Anne Caldwell (née Anne Payson Caldwell; 30 August 1868 – 22 October 1936), also known as Anne Caldwell O'Dea, was a prolific playwright and lyricist. She wrote both pop songs and Broadway shows, sometimes working with composer Jerome Kern.

Anne Caldwell was born Anne Marsh Caldwell in Boston, Massachusetts.

She began her career at the Juvenile Opera Co. as one of only four female songwriters active in the early 1900s. She was a charter member of the American Society of Composers, Authors and Publishers where her output between 1907 through 1928 focused mainly on Broadway scores. In 1929, lured by producer William LeBaron, she went to Hollywood where she became a script doctor and write lyrics for RKO Pictures. It was announced that she was engaged by Max Hart to write songs with Harry Tierny. By October she was signed to write the lyrics for the film Dixiana.

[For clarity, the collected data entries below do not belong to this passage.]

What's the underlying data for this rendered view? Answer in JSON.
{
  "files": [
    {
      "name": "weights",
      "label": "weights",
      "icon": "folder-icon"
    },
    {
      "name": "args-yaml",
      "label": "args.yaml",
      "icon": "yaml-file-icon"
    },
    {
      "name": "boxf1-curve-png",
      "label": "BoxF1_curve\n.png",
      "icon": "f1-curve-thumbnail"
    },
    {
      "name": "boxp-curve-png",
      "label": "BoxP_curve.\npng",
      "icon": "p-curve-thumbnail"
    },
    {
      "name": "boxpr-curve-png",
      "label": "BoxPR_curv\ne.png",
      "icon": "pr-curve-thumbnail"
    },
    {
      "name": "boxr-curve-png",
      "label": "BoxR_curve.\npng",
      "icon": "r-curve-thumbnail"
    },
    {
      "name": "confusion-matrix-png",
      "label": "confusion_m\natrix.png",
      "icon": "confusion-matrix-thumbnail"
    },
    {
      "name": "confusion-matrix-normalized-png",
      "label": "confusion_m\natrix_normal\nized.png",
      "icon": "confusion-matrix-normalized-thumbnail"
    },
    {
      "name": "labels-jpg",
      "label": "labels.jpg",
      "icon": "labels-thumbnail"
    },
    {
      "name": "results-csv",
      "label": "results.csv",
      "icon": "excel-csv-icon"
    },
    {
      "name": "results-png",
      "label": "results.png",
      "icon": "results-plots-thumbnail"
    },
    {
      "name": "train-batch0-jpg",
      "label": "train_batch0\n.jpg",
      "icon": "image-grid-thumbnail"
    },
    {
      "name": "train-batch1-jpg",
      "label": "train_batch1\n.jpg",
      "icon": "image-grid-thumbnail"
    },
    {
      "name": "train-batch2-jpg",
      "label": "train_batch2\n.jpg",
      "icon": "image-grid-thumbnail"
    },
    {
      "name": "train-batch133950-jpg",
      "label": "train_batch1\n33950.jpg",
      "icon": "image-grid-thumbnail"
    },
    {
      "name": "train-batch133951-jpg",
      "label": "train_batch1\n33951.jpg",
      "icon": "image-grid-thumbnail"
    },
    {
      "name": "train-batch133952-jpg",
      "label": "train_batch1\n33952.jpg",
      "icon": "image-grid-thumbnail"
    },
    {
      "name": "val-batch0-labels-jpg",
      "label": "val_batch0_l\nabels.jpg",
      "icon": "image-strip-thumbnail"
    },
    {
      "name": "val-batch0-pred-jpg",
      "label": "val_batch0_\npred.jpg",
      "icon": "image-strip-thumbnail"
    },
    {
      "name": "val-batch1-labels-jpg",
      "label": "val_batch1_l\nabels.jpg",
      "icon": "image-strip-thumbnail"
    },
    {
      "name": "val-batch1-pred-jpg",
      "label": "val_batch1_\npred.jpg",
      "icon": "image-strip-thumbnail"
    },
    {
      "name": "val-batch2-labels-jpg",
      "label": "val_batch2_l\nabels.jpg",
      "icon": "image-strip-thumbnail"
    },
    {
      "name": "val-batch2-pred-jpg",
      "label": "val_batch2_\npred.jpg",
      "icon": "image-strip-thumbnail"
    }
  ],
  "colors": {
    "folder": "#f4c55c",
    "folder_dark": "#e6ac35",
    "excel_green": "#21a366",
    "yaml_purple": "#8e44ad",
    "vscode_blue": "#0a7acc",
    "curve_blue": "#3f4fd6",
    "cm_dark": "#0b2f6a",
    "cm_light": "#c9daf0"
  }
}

From 1900 to the mid 1920s, she mostly collaborated with composer Jerome Kern. Her first collaboration with Kern was the musical, She’s a Good Fellow, followed by The Night Boat. The Night Boat was one of Caldwell and Kern’s more successful shows but is generally not considered revivable today. The plots and comedy of their shows don’t satisfy contemporary audiences. Her final credited work was a radio adaptation of the 1933 film (on which she had also worked) Flying Down to Rio.

Until the careers of Caldwell, along with Rida Johnson Young and Dorothy Donnelly, writing American musical comedy was a male profession. They helped established the idea that a female writer could create works for the stage that were equally as satirical, witty, timely, and simply as comical as the work of any man.